There are local businesses that welcome a new Haitian workforce. Small-town politicians, in turn, want the growing tax revenue that comes from the businesses, as well as state and federal aid dollars doled out in support of the immigrants.
These economic incentives, however, are anti-democratic, separating the interests of local elites from those of the ordinary citizen who has to deal with overcrowded hospitals and roads made more hazardous by immigrants without drivers’ licenses. Springfield was a scene of tragedy last year when an immigrant driving without a license plowed his car into a school bus, killing an 11-year-old boy. These costs don’t appear on the balance sheets of those who say mass immigration is only beneficial.
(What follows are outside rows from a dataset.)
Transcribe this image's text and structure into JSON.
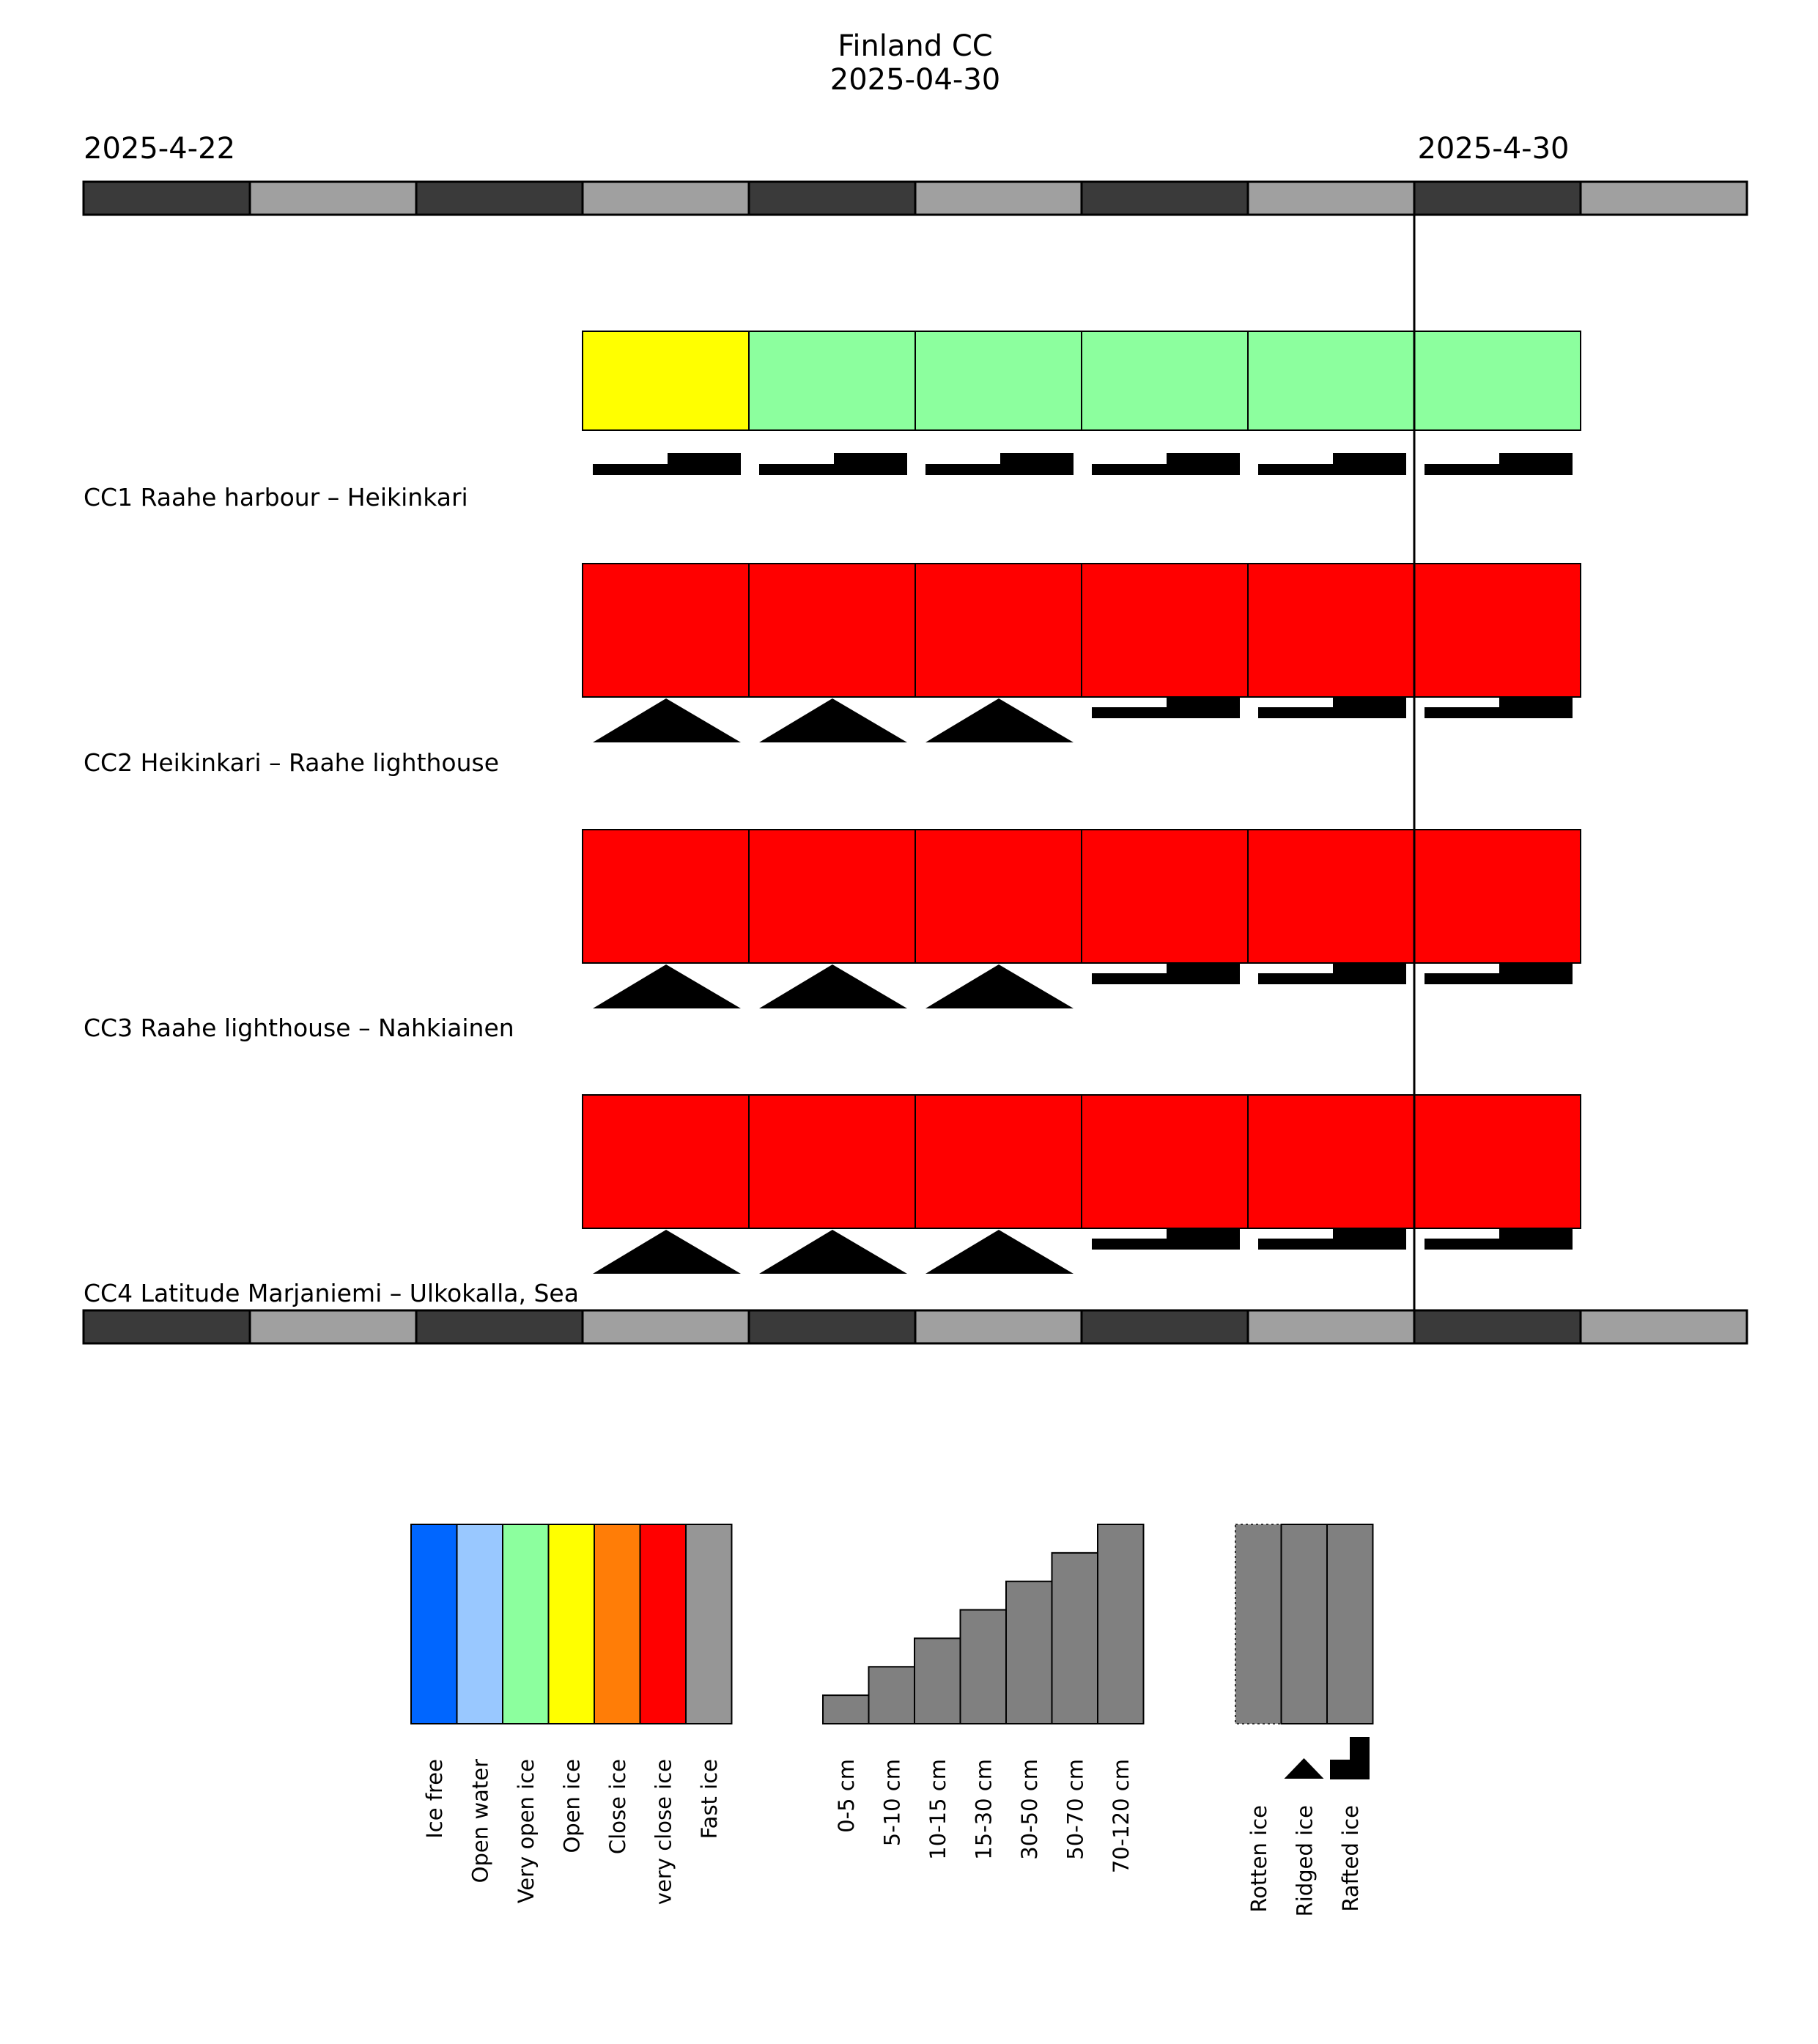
{
  "chart_data": {
    "type": "timeline",
    "title": "Finland CC",
    "subtitle": "2025-04-30",
    "date_start_label": "2025-4-22",
    "date_current_label": "2025-4-30",
    "days": [
      "2025-04-22",
      "2025-04-23",
      "2025-04-24",
      "2025-04-25",
      "2025-04-26",
      "2025-04-27",
      "2025-04-28",
      "2025-04-29",
      "2025-04-30",
      "2025-05-01"
    ],
    "current_day_index": 8,
    "colors": {
      "day_dark": "#3a3a3a",
      "day_light": "#a0a0a0",
      "red": "#ff0000",
      "very_open_green": "#8cff9e",
      "yellow": "#ffff00"
    },
    "sections": [
      {
        "label": "CC1 Raahe harbour – Heikinkari",
        "cells": [
          {
            "day_index": 3,
            "concentration": "Open ice",
            "symbol": "rafted"
          },
          {
            "day_index": 4,
            "concentration": "Very open ice",
            "symbol": "rafted"
          },
          {
            "day_index": 5,
            "concentration": "Very open ice",
            "symbol": "rafted"
          },
          {
            "day_index": 6,
            "concentration": "Very open ice",
            "symbol": "rafted"
          },
          {
            "day_index": 7,
            "concentration": "Very open ice",
            "symbol": "rafted"
          },
          {
            "day_index": 8,
            "concentration": "Very open ice",
            "symbol": "rafted"
          }
        ]
      },
      {
        "label": "CC2 Heikinkari – Raahe lighthouse",
        "cells": [
          {
            "day_index": 3,
            "concentration": "very close ice",
            "symbol": "ridged"
          },
          {
            "day_index": 4,
            "concentration": "very close ice",
            "symbol": "ridged"
          },
          {
            "day_index": 5,
            "concentration": "very close ice",
            "symbol": "ridged"
          },
          {
            "day_index": 6,
            "concentration": "very close ice",
            "symbol": "rafted"
          },
          {
            "day_index": 7,
            "concentration": "very close ice",
            "symbol": "rafted"
          },
          {
            "day_index": 8,
            "concentration": "very close ice",
            "symbol": "rafted"
          }
        ]
      },
      {
        "label": "CC3 Raahe lighthouse – Nahkiainen",
        "cells": [
          {
            "day_index": 3,
            "concentration": "very close ice",
            "symbol": "ridged"
          },
          {
            "day_index": 4,
            "concentration": "very close ice",
            "symbol": "ridged"
          },
          {
            "day_index": 5,
            "concentration": "very close ice",
            "symbol": "ridged"
          },
          {
            "day_index": 6,
            "concentration": "very close ice",
            "symbol": "rafted"
          },
          {
            "day_index": 7,
            "concentration": "very close ice",
            "symbol": "rafted"
          },
          {
            "day_index": 8,
            "concentration": "very close ice",
            "symbol": "rafted"
          }
        ]
      },
      {
        "label": "CC4 Latitude Marjaniemi – Ulkokalla, Sea",
        "cells": [
          {
            "day_index": 3,
            "concentration": "very close ice",
            "symbol": "ridged"
          },
          {
            "day_index": 4,
            "concentration": "very close ice",
            "symbol": "ridged"
          },
          {
            "day_index": 5,
            "concentration": "very close ice",
            "symbol": "ridged"
          },
          {
            "day_index": 6,
            "concentration": "very close ice",
            "symbol": "rafted"
          },
          {
            "day_index": 7,
            "concentration": "very close ice",
            "symbol": "rafted"
          },
          {
            "day_index": 8,
            "concentration": "very close ice",
            "symbol": "rafted"
          }
        ]
      }
    ],
    "legend_concentration": [
      {
        "label": "Ice free",
        "color": "#0066ff"
      },
      {
        "label": "Open water",
        "color": "#99c8ff"
      },
      {
        "label": "Very open ice",
        "color": "#8cff9e"
      },
      {
        "label": "Open ice",
        "color": "#ffff00"
      },
      {
        "label": "Close ice",
        "color": "#ff7d07"
      },
      {
        "label": "very close ice",
        "color": "#ff0000"
      },
      {
        "label": "Fast ice",
        "color": "#969696"
      }
    ],
    "legend_thickness": [
      {
        "label": "0-5 cm",
        "level": 1
      },
      {
        "label": "5-10 cm",
        "level": 2
      },
      {
        "label": "10-15 cm",
        "level": 3
      },
      {
        "label": "15-30 cm",
        "level": 4
      },
      {
        "label": "30-50 cm",
        "level": 5
      },
      {
        "label": "50-70 cm",
        "level": 6
      },
      {
        "label": "70-120 cm",
        "level": 7
      }
    ],
    "legend_thickness_color": "#808080",
    "legend_type": [
      {
        "label": "Rotten ice",
        "style": "dotted",
        "symbol": "none"
      },
      {
        "label": "Ridged ice",
        "style": "solid",
        "symbol": "ridged"
      },
      {
        "label": "Rafted ice",
        "style": "solid",
        "symbol": "rafted"
      }
    ]
  }
}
There are as yet no credible reports of immigrants in Springfield eating anyone’s pet. But in Springfield and elsewhere wildlife can suffer. Geese and ducks that residents enjoy feeding in the park are treated like livestock by outsiders. In Manlius, New York earlier this year an 18-year-old of Burmese immigrant background pleaded guilty to animal cruelty in connection to the killing and eating of Faye, a mute swan that had been donated to the village in 2010. The young man’s lawyer claimed the incident was a “clash of cultures.” In New York City, animal rescuers in Queens this month noted a sharp rise in abuse linked to sacrificial rituals involving Guyanese and Indo-Caribbean communities. 
Many other cultures simply do not have the same respect for certain animals, whether wild or domestic, that Americans typically have. And the residents of Springfield or Manlius have no way of knowing what Haiti or Burma considers an acceptable catch. Concern for family cats and dogs is a natural response to being confronted with such violent behavior toward other animals Americans are used to treating kindly. 
Yet the citizens of towns who don’t want America to adopt Haitian norms are ignored by elite liberals – often even by elite businessmen and politicians in their own neighborhoods – until Trump’s hyperbolic rhetoric draws attention to their concerns. Then those concerns are denounced in the elite media as so much racism fueled by misinformation. Trump’s critics brand him a threat to democracy. The truth is that Trump reintroduces a modicum of democracy into what is otherwise a closed discourse. 
There is a Springfield in virtually every state in the country. (This is why the hometown of Homer Simpson is a Springfield – it could be anywhere in America.) Mass immigration and refugee resettlement programs are changing the lives of Springfielders in every way without their consent. Millions of these voters see Donald Trump, for all his loose talk, as their only hope for reclaiming self-determination. At least he hears what they have to say about immigration.